The large, snaking scar of a tornado path is healing.
Deerfoot Parkway and Old Springville Road, despite their dangers, are two of my favorite drives in our coverage area. Since this time last year, though, when I passed Pilgrim’s Rest in Trussville, shocked and teary eyes on the other side of the road glanced through their passenger windows and saw a neighborhood reduced to blue tarp and downed trees. When I drove down Old Springville Road in Clay, I wondered how there wasn’t even more damage, given how high up on the road those homes sit in Paradise Valley, and to Georgebrook where I wondered where the residents have gone whose former homes are now nothing more than a concrete square.

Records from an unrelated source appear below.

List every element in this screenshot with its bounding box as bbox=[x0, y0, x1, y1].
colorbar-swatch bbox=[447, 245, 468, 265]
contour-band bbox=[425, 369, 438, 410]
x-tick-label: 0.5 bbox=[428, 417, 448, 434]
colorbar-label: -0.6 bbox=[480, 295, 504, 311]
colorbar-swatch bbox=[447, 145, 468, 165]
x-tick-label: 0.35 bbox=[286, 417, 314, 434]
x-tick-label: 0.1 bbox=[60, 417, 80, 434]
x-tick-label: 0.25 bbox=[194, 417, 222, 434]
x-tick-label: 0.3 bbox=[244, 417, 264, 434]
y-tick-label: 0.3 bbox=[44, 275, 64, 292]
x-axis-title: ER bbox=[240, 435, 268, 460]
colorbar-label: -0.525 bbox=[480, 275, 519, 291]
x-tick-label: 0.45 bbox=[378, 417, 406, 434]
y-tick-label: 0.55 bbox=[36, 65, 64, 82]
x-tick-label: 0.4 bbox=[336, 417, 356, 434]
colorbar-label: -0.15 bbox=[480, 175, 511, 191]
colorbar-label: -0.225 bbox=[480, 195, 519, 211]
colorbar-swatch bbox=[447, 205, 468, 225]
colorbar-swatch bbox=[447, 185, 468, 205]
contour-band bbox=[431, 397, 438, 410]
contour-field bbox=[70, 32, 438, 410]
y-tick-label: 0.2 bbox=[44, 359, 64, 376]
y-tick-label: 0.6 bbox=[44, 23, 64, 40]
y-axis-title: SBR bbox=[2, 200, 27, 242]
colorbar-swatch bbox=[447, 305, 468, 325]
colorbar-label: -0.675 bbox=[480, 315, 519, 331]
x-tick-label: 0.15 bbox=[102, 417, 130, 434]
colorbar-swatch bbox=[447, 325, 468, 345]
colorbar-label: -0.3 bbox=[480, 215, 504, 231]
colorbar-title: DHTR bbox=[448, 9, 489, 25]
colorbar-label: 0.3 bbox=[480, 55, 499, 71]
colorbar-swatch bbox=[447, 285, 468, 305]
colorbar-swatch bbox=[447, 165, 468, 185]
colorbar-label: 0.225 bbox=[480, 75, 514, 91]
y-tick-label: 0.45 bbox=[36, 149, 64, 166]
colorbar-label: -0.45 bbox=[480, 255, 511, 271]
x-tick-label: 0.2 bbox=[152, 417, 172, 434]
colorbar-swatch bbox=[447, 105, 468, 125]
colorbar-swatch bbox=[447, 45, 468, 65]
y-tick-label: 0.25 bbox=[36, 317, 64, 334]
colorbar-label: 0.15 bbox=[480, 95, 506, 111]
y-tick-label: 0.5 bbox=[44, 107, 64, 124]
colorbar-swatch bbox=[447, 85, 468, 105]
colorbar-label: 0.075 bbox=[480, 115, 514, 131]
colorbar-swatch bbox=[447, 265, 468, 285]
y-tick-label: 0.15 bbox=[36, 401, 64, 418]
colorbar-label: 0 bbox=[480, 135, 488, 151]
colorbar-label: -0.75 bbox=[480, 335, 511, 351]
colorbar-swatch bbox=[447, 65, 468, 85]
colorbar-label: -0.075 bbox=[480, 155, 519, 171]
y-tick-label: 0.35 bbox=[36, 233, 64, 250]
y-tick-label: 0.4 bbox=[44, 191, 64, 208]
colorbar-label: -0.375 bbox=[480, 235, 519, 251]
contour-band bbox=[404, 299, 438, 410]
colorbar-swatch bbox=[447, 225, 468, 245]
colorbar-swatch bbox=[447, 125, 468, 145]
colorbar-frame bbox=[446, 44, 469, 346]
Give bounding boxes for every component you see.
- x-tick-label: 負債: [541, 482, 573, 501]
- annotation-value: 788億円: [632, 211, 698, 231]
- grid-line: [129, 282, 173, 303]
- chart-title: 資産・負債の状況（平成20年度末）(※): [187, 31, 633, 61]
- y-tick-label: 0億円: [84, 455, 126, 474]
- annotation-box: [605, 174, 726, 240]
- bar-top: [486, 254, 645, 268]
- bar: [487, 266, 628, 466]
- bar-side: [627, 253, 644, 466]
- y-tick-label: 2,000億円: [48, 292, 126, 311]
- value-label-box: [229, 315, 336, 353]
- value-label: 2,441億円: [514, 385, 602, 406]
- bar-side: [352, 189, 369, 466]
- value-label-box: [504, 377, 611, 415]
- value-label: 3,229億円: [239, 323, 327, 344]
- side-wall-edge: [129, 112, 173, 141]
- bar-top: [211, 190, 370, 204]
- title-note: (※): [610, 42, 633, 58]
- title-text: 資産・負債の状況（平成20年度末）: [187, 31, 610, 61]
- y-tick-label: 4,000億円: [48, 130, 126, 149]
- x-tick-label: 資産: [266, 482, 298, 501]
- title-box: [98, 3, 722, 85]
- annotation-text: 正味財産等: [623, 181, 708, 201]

Georgebrook neighborhood in Clay on Jan. 23, 2012 (left), and Georgebrook on Jan. 23, 2013 (right)
photos by Scott Buttram and Gary Lloyd
But it’s getting better. A lot of these areas are still bare and former residents still mull rebuilding or selling, but it’s a process. And when I made the drives through these three neighborhoods earlier this month, I started to think about how they’ve moved forward, not focused on what happened one year ago. I went through Paradise Valley first and was happy to see a vehicle in almost every driveway. I crossed Old Springville Road to Georgebrook and interviewed one resident who was all smiles to be in her home again. I drove up Old Springville Road, the huge mountain of trees and Cosby Lake on my right, one base of that mountain being the backside of part of the Steeplechase neighborhood, the spot where in September I proposed to the most beautiful girl, Jessica.
I chose that area to surprise her because it’s the most peaceful, beautiful spot I could think of that’s close by. A tornado bothered that peacefulness.